Bisnis.com, JAKARTA — Bank Indonesia menegaskan keputusan Standard and Poor's (S&P) mempertahankan rating utang Indonesia di level BBB dan merevisi outlook menjadi negatif tidak mencerminkan permasalahan fundamental ekonomi Indonesia.
Gubernur Bank Indonesia (BI) Perry Warjiyo menyatakan keputusan lembaga pemeringkat tersebut merevisi prospek utang Indonesia dilandasi kekhawatiran dalam menghadapi pandemi Covid-19.
"Outlook negatif ini diyakini bukan cerminan dari permasalahan ekonomi yang bersifat fundamental, tetapi lebih dipicu oleh kekhawatiran S&P terhadap risiko pemburukan risiko kondisi eksternal dan fiskal akibat pandemi Covid-19 yang bersifat temporer," paparnya dalam keterangan resmi, Jumat (17/4/2020).

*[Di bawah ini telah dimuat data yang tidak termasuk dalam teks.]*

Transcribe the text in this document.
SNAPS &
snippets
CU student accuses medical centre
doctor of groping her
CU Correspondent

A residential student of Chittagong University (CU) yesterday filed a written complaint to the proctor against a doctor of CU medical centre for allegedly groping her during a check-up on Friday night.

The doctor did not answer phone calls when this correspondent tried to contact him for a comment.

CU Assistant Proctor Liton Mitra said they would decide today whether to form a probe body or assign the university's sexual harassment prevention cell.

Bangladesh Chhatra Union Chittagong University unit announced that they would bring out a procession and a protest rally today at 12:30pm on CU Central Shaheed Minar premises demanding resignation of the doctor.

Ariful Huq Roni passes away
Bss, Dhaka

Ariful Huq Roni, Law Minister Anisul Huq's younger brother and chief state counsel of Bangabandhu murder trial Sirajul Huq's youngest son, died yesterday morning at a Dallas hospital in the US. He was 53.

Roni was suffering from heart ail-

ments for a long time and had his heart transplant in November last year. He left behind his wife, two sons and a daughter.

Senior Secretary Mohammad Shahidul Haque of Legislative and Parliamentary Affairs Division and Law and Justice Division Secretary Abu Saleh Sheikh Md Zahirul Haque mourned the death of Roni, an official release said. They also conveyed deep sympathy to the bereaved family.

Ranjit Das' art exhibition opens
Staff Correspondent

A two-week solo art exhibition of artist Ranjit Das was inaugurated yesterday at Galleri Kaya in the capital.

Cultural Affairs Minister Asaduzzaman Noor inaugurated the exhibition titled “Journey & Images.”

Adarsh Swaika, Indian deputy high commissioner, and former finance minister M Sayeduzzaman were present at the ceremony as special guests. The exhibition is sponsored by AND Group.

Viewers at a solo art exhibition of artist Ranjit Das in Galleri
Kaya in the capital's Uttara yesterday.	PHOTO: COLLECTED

Perry melanjutkan keyakinan ini didasari fakta bahwa sampai beberapa saat sebelum Covid-19 meluas ke seluruh dunia, kepercayaan investor dan lembaga pemeringkat internasional terhadap prospek dan ketahanan ekonomi Indonesia masih sangat tinggi. Hal itu diklaim tampak dari, antara lain, aliran masuk modal asing yang deras dan rangkaian kenaikan peringkat yang diberikan kepada Indonesia oleh berbagai lembaga pemeringkat terkemuka dunia.
Pada Januari 2020, Fitch memutuskan mempertahankan peringkat Indonesia di BBB dengan outlook Stabil. Sebulan kemudian, Moody's juga mempertahankan peringkat Baa2 dengan outlook Stabil bagi Indonesia.
Adapun JCRA dan R&I menaikkan peringkat Indonesia menjadi BBB+ dengan outlook Stabil, masing-masing pada Januari dan Maret 2020.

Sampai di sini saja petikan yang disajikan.